Location authority is any set of referents for location references used to describe locations for location-based services (Shafer, 2003). Every location based system requires the representation of the location in effective and efficient scheme. The original approach was based on geometrical models, viz; longitude, latitude, and altitude, and has been employed in Global Positioning Systems (GPS) and other Global Navigation Satellite System (GLONASS) devices. The standards for geometrical model is developed under the World Geodetic System versions, previous, in the series include WGS60, WGS66, WGS72, while the latest was based on WGS84 (Shafer, 2003). The WGS84 has remained the standard location authority for use in cartography, geodesy, and navigation. This is the current location authority implemented on GPS enabled systems. Since its adoption, it has undergone many revisions and improvements. The underlying principle in geometrical approach is Euclidean. Geometrical systems, such as global positioning systems (GPS), designate location in coordinate form, viz; latitude, longitude and altitude. This has been utilized in different navigation systems mostly for outdoor environment. Generally, as can be obviously seen, though geometrical location authority is easier to develop and use for computers and easily manipulated graphically for humans, it is however deficient in conveying intrinsic meaning to ordinary humans (Shafer, 2003). This necessitated the idea of introducing topological referencing to cater especially for indoor environments where GPS systems may not be adequate. Topological on the other hand, can be expressed in hierarchical, descriptive or symbolic form, such as room name, in a particular floor, in a particular building or expressed as a displacement from some landmarks (Mantoro, 2006). Topological systems utilize symbolic location labels to augment geometric systems or provide expressive location. This approach expresses location as a set of atoms in the location authority which are more meaningful to humans yet lack universality at present and are more complex to implement. In some cases, it might be added to provide names or labels to geometric location authority to facilitate better understanding by users. More specifically, hybrid location authority adopts or combines both approaches and it is the approach used by most powerful location authorities (Shafer, 2003).
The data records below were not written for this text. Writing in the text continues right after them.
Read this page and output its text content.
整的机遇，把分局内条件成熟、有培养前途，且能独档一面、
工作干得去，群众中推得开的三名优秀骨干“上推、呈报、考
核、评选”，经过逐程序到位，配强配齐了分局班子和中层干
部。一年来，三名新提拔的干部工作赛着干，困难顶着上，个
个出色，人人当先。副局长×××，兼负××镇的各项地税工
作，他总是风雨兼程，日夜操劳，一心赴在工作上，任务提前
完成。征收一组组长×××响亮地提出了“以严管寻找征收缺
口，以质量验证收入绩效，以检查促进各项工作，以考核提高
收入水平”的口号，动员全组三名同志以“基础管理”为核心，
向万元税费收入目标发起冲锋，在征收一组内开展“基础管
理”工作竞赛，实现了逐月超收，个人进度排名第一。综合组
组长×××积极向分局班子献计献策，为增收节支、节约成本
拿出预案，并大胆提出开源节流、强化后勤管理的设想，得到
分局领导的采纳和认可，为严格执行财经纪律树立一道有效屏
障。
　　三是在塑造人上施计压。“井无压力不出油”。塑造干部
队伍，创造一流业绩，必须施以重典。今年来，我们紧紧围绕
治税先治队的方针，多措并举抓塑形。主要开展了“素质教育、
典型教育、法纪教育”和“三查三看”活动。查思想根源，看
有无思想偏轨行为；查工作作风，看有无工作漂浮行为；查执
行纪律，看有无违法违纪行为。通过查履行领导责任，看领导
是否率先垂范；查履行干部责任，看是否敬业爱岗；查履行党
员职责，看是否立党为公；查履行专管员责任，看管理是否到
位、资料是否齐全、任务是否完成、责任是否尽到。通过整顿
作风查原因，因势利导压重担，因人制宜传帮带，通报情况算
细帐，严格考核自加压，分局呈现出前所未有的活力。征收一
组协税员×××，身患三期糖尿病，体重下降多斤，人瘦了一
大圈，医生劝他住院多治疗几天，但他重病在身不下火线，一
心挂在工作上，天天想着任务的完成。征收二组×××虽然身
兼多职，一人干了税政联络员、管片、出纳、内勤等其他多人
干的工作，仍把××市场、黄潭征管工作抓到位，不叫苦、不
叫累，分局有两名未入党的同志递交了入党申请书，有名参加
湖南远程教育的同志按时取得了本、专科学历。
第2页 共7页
Furthermore, topological referencing employs names of places to identify locations rather than coordinate systems. Applications of topological or symbolic locations are prevalent in indoors as well as some outdoor spaces depending on the type of applications. Later extension to topological systems includes quantitative reference to landmarks, such as 20 metres to or away from a certain ‘important’ points often referred to as landmarks. This is due to the fact that some locations can only be referenced relative to a conspicuous location or landmark in its proximity. However, it is believed that numerical reference relative to landmark is not sufficiently human friendly. This is because generally, when responding to the question “where are you?”, people respond with a spatial frame in mind relative to the enquirer. The emphasis undertone the scale between the respondent and the questioner as well as the distance apart or relative to a well know location. In this viewpoint, such response is different for two people inside a building, indoors; or for two communicators in the same locality, or two people in places link up by main roads, or two people in different points in a big city or from different geographical boundaries. Therefore, factors such as relative sizes, point of view and so on, help determine the scale of reference and are crucial to understanding spatial reasoning. Hence, modelling location authority in these scales should be distinct as well as requires intricate efforts.